Reputation: 1052
I am trying to replace a selected text with a single word from that selected text using regex. I tried re.sub() but it seems that it takes the second argument "The word that I want to replace it with the text" as a string, not as regex.
Here is my string:
I go to Bridgebrook i go out <ERR targ=sometimes> some times </ERR> on Tuesday night i go to Youth <ERR targ=club> clob </ERR> .
And here is my code:
# The regex of the form <ERR targ=...> .. </ERR>
select_text_regex = r"<ERR[^<]+<\/ERR>"
# The regex of the correct word that will replace the selected text of teh form <ERR targ=...> .. </ERR>
correct_word_regex = r"targ=([^>]+)>"
line = re.sub(select_text_regex, correct_word_regex, line.rstrip())
I get:
I go to Bridgebrook i go out targ=([^>]+)> on Tuesday night i go to
Youth targ=([^>]+)> .
My goal is:
I go to Bridgebrook i go out sometimes on Tuesday night i go to
Youth club .
Does Python support replacing two strings using Regex?
Upvotes: 0
Views: 274
Reputation: 1514
Here's another solution (I also rewrote the regex using "non-greedy" modifiers by putting ?
after *
because I find it more readable).
The group referenced by r"\1"
is done with parenthises as an unnamed group. Also used re.compile
as a style preference to reduce the number of args:
line = "I go to Bridgebrook i go out <ERR targ=sometimes> some times </ERR> on Tuesday night i go to Youth <ERR targ=club> clob </ERR> ."
select_text_regex = re.compile(r"<ERR targ=(.*?)>.*?<\/ERR>")
select_text_regex.sub(r"\1", line)
Named group alternative:
line = "I go to Bridgebrook i go out <ERR targ=sometimes> some times </ERR> on Tuesday night i go to Youth <ERR targ=club> clob </ERR> ."
select_text_regex = re.compile(r"<ERR targ=(?P<to_replace>.*?)>.*?<\/ERR>")
select_text_regex.sub(r"\g<to_replace>", line)
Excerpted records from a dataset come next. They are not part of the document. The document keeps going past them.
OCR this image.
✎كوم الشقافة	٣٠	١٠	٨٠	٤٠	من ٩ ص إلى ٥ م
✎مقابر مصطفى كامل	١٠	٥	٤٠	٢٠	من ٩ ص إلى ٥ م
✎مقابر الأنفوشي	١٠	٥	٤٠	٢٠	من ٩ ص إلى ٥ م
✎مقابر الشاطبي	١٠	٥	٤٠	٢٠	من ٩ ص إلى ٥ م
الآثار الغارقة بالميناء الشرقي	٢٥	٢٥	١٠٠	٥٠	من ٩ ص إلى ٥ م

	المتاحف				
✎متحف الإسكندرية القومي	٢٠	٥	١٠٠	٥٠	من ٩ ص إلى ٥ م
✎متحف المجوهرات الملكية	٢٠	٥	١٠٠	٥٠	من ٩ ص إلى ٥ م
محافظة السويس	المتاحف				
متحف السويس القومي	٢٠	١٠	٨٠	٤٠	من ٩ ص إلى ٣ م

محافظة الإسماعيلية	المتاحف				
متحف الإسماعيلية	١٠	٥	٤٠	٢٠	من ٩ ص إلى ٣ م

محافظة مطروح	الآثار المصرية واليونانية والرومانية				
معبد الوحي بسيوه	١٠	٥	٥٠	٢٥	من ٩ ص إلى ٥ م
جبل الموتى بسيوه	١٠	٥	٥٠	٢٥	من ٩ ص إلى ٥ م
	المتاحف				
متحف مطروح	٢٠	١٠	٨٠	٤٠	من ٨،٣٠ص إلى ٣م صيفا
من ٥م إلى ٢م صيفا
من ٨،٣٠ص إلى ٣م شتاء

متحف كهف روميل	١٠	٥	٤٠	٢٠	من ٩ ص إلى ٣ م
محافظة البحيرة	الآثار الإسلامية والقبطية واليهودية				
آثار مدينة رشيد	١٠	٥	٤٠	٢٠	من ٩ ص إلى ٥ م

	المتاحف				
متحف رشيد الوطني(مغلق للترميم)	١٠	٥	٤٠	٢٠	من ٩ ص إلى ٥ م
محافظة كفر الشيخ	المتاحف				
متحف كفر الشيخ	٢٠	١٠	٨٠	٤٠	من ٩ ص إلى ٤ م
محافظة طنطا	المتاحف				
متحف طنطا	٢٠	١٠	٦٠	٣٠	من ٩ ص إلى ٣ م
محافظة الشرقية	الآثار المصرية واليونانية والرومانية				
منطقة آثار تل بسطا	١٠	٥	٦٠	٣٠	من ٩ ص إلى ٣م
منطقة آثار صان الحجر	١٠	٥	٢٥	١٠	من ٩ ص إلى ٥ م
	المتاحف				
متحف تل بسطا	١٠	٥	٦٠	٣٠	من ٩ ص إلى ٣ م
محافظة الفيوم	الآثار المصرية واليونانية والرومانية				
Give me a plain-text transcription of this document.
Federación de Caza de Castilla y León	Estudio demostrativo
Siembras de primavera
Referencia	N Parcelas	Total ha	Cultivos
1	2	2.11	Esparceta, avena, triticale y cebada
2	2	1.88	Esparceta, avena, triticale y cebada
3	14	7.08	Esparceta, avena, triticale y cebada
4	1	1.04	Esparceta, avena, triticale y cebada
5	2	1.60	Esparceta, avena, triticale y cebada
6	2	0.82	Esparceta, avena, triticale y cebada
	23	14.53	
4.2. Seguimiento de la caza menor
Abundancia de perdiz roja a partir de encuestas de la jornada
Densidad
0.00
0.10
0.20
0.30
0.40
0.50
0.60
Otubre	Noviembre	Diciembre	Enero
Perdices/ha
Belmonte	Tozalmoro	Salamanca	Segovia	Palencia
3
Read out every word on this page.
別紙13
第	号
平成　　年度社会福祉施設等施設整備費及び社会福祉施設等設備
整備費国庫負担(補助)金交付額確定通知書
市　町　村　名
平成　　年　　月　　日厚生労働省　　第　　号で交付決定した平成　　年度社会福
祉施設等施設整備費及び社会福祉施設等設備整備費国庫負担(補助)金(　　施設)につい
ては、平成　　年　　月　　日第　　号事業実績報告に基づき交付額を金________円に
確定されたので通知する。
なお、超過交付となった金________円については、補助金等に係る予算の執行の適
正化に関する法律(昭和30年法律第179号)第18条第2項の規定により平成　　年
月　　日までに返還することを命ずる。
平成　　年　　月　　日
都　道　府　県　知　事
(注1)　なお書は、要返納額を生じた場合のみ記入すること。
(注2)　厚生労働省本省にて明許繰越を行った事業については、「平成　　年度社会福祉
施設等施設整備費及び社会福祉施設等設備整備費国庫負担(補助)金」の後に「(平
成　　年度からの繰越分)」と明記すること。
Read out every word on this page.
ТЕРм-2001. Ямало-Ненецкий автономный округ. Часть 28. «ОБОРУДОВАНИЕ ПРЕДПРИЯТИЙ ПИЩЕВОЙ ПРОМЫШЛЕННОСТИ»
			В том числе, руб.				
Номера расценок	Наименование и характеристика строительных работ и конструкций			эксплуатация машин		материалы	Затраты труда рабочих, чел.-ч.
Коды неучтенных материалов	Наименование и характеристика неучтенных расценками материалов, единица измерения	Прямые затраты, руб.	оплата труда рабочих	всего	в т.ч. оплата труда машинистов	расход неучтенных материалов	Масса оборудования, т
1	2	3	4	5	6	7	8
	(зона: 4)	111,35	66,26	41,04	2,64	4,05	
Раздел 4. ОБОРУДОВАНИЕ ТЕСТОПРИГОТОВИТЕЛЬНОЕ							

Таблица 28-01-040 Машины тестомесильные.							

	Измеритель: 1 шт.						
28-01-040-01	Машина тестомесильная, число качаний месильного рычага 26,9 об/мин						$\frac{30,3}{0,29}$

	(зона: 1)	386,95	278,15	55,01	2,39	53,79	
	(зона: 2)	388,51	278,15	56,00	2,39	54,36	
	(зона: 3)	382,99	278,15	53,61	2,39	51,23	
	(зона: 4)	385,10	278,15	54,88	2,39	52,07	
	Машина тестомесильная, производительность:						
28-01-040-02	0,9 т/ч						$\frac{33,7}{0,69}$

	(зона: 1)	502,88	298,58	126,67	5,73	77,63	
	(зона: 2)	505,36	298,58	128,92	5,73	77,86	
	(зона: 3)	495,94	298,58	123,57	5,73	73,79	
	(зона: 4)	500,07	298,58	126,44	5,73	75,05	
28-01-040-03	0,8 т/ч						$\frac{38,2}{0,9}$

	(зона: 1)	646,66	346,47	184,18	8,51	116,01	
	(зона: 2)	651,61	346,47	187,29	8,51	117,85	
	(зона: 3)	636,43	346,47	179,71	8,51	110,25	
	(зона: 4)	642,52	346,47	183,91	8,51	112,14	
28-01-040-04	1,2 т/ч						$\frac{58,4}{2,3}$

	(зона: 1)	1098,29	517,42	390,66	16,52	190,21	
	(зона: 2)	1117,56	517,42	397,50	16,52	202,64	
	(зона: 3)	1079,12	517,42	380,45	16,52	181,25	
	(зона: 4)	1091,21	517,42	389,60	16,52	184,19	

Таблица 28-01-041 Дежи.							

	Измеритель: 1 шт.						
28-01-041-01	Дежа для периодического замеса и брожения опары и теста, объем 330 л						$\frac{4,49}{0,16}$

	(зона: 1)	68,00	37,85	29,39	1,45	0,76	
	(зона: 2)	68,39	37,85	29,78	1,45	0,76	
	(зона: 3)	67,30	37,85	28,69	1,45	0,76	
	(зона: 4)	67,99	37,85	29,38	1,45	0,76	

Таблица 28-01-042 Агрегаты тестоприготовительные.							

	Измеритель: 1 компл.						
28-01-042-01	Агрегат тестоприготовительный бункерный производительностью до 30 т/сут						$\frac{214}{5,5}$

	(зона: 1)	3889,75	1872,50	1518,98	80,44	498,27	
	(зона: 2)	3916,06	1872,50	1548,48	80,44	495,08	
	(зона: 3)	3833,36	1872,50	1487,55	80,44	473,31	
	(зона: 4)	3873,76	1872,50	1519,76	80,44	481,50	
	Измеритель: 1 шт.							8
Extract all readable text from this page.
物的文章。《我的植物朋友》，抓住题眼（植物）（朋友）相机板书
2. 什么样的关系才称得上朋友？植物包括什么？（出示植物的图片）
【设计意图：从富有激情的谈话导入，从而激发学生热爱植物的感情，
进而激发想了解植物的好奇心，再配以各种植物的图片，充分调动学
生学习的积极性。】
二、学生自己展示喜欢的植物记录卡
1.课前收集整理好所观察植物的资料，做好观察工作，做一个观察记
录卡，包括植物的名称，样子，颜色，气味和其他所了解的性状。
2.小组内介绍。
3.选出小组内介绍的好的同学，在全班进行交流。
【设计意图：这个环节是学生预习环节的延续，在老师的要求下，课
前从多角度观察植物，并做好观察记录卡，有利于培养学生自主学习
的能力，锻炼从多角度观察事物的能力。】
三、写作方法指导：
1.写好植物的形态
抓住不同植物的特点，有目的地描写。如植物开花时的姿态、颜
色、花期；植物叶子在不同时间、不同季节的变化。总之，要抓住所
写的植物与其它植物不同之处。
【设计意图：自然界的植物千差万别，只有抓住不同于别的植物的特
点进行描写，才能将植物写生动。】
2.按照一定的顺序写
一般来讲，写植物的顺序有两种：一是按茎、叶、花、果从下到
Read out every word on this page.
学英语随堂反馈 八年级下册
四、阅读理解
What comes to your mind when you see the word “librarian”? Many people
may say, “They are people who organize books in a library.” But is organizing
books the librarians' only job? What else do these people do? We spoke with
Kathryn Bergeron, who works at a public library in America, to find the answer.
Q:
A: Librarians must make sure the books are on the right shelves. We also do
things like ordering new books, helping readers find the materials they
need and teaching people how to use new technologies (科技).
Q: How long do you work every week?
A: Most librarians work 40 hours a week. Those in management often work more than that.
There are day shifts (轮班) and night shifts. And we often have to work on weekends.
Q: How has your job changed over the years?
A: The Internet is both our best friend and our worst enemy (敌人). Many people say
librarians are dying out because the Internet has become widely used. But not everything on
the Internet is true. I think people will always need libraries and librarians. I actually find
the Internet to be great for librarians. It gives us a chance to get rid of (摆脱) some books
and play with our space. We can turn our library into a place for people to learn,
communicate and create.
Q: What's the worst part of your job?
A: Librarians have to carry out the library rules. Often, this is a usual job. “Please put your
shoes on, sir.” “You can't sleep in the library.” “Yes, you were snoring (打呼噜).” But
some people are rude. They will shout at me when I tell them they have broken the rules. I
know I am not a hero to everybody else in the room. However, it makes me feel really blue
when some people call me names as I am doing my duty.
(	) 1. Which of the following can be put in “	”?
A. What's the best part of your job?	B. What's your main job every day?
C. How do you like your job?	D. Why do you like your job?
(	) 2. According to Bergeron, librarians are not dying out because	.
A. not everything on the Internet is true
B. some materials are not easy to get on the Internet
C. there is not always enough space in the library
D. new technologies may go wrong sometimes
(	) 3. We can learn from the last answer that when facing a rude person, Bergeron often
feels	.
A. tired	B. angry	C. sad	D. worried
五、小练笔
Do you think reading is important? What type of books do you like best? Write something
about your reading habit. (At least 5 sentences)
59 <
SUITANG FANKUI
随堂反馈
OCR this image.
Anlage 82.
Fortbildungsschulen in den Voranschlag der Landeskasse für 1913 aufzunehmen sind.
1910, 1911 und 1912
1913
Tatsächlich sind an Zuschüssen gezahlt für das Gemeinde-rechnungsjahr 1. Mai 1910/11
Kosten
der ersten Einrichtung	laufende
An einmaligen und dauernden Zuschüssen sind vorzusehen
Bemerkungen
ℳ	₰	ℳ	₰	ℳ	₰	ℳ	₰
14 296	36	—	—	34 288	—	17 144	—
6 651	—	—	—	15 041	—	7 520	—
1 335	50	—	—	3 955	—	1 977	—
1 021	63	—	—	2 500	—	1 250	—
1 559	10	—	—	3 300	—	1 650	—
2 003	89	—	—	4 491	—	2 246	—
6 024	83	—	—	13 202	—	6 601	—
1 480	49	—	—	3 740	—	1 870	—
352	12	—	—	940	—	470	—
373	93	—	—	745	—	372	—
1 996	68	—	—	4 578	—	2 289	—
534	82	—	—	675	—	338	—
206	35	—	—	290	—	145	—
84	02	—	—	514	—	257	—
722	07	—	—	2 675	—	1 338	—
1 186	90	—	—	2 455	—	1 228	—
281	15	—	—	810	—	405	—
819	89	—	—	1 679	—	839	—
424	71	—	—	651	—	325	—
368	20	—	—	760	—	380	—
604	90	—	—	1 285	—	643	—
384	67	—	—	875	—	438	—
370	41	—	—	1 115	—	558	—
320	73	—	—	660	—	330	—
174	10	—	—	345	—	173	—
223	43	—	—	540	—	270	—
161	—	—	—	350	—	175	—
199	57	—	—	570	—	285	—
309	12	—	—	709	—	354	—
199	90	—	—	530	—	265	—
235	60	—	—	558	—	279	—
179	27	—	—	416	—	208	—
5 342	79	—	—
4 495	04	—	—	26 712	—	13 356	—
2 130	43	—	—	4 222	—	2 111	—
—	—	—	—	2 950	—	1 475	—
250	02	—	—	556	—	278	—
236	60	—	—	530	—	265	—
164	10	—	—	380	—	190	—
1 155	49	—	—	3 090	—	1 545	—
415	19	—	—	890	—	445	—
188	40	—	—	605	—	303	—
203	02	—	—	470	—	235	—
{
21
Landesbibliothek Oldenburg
You can find some docs on group referencing here:
https://docs.python.org/3/library/re.html#regular-expression-syntax
Upvotes: 1
Reputation: 46
What you're looking for is regex capture groups. Instead of selecting the regex and then trying to replace it with another regex, put the part of your regex you want to match inside parenthesis in your select statement, then get it back in the replacement with \1. (the number being the group you included)
line = "I go to Bridgebrook i go out <ERR targ=sometimes> some times </ERR> on Tuesday night i go to Youth <ERR targ=club> clob </ERR> ."
select_text_regex = r"<ERR targ=([^<]+)>[^<]+<\/ERR>" #Correct Here.
correct_word_regex = r"\1" #And here.
line = re.sub(select_text_regex, correct_word_regex, line.rstrip())
print(line)
Upvotes: 0
Reputation: 9597
You would need to match the target word in the pattern, as a capturing group - you can't start an entirely new search in the replacement string!
Not tested, but this should do the job:
Replace r"<ERR targ=(.*?)>.*?</ERR>"
With r"\1"
Upvotes: 0